A Moment to Last
From antique diamonds to yellow gold and minimalist settings, brides are seeking timeless elegance with a personal twist.
Engagement rings, it should go without saying, are designed to endure. Unlike the fickle world of fashion, where trends come and go every season, bridal jewelry styles can stick around for ages.
“When we talk about trends in jewelry, it’s a bit of a misnomer,” Sam Broekema, editor-in-chief of Only Natural Diamonds, a magazine published by the Natural Diamond Council, tells The 1916 Company. “Trends move slowly and it can be about personal taste. Though obviously, things do have moments.”
You don’t say!
As most people know by now, the jewelry moment of the year, and likely the decade, took place in late August, when the pop star Taylor Swift and Kansas City Chiefs tight end Travis Kelce revealed her antique cushion-cut old mine diamond ring in an Instagram post announcing their engagement.

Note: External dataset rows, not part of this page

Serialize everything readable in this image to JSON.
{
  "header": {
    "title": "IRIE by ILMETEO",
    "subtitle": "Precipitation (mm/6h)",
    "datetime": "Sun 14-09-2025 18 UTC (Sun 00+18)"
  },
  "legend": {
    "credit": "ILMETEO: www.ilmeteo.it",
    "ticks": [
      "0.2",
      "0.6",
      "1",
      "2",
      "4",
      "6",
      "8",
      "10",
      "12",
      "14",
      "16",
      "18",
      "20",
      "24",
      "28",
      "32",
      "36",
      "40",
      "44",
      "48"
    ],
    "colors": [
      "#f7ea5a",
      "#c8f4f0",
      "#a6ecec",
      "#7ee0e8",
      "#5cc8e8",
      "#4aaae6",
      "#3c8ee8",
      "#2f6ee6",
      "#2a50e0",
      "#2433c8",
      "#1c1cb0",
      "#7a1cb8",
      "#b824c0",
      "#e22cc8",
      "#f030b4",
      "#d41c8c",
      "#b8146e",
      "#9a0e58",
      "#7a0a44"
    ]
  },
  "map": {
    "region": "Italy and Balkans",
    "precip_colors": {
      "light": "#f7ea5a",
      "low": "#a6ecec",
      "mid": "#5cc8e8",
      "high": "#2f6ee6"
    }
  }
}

“Mic drop,” Broekema says. “The fact that they chose an antique diamond that isn’t D Flawless, that is a warmer hue, underscores the fact that it has a history, that it’s natural and that it’s linked to the idea of permanence.
“These were diamonds that were cut for candlelight, not for paparazzi bulbs,” he adds. “It’s right on the money in what we’re seeing in bridal trends, which is an appetite for antique jewelry and antique diamonds that people are re-setting. There’s something very elegant and classy about this return to tradition.”

The yellow gold setting and “warmer” vibe of Swift’s diamond ring are especially on-point, Broekema says. Yellow diamonds — be they M-color stones with a slightly buttery cast or full-on fancy vivid diamonds, as saturated as the sun — are of growing interest to bridal shoppers, many of whom are drawn to the gems because they stand apart in a sea of same-looking lab-grown. “Being able to reinforce the difference is key,” Broekema says.

Those aren’t the only bridal trends Swift’s ring is guaranteed to amplify. In her choice of a minimalist bezel-set ring, the pop star has, wittingly or not, made clear that the ubiquitous halo styles once favored by her fellow Millennials, which feature a ring of pavé diamonds around the center stone, are too fussy, too elaborate, too redundant in the age of lab-grown. Who needs a frame of pavé when the center commands so much attention?

To further distinguish their rings, brides are opting for graceful yet unpredictable east-west settings; toi et moi styles that serve as perfect symbols of shared love; elongated cuts, such as ovals and marquise shapes, that flatter the finger; and chunky yellow gold bands. “Maybe a cigar or bombe setting,” Broekema says, “which makes it feel like a personal piece of jewelry rather than something bridal — it’s super chic.”

If you remember one thing about the bridal ring selection this fall, however, it’s that you can’t go wrong emulating Blondie. “Anything Taylor Swift-approved draws intense interest,” Marion Fasel, a jewelry historian, author and founder of the website The Adventurine, says. “Her diamond is an elegant, elevated stone and of course it’s going to have influence. People are losing their minds.”